A mortgage pre-approval is an important first step in the home-buying process. Having a pre-approval in hand tells you how much you can spend on a home, and it locks in the current low interest rate for up to 120 days, so you can shop the market knowing you’re insulated from rate hikes in the near future. If the rate drops, your lender should honour the new lower mortgage rate when you’re ready to make your purchase.
The amount that a financial institution is willing to lend for a mortgage depends on a number of factors. Your lender will check your financial standing to determine how much you can borrow, how much you can afford, and which loans might be best suited to your specific circumstances. Applying for a mortgage requires a written application and supporting documentation, and it can be a slightly intimidating process.

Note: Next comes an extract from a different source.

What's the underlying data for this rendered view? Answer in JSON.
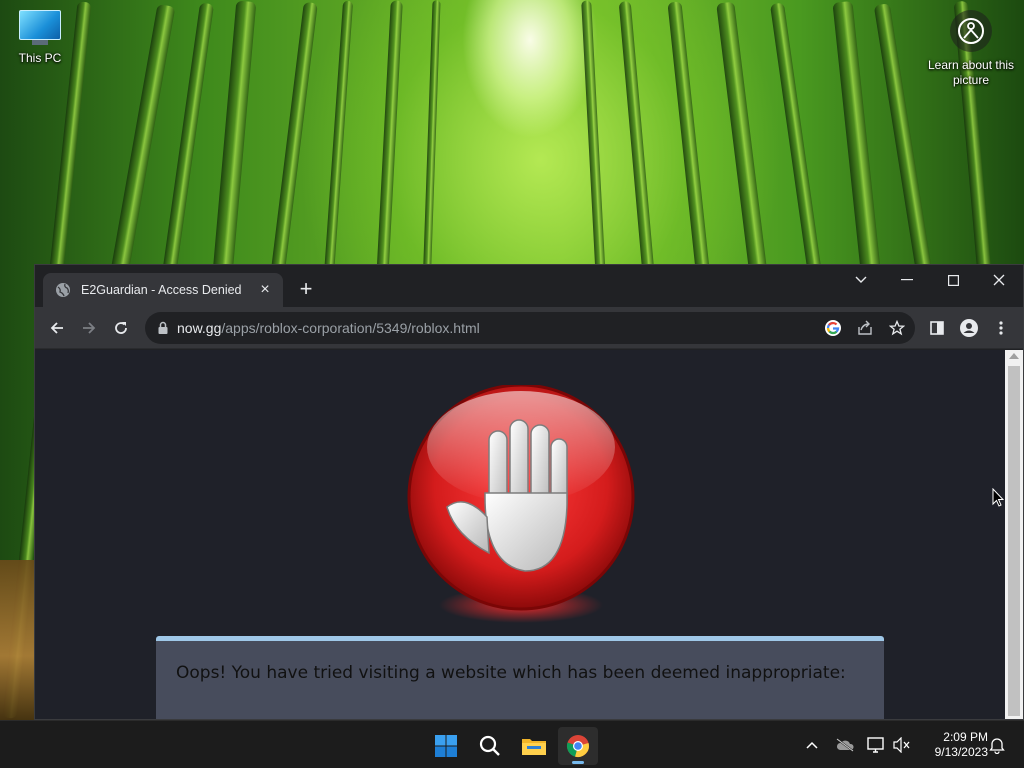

Here are three things lenders will want to know before giving you a mortgage pre-approval.
The lender will check your credit score.
Knowing your credit score will give lenders an inside look at your credit habits and history and will help them decide if you’re a good candidate for a loan. You’ll be ranked on a scale of 300-900. Your rating gauges your financial health and indicates the level of risk you present to the lender. High scores are good news, and will typically secure a better mortgage rate, since you post a lower risk of defaulting on your mortgage payments.
The lender will check your employment history.
Lenders will ask for a list of your past employers, how long you’ve been with your current employer, and what your annual salary or take-home pay is. They want to make sure you consistently earn money with no major gaps in income, and that you can make regular mortgage payments over the long-term.
The lender will check your assets and debts.
Be prepared to show your past income tax records, recent bank statements and current debt amounts, including credit card balances, car loan, student loan or line of credit. Lenders want to know your debt-to-income ratio to determine if you can make each loan payment based on the income you earn and your other financial obligations. The lender will also require proof of your down payment.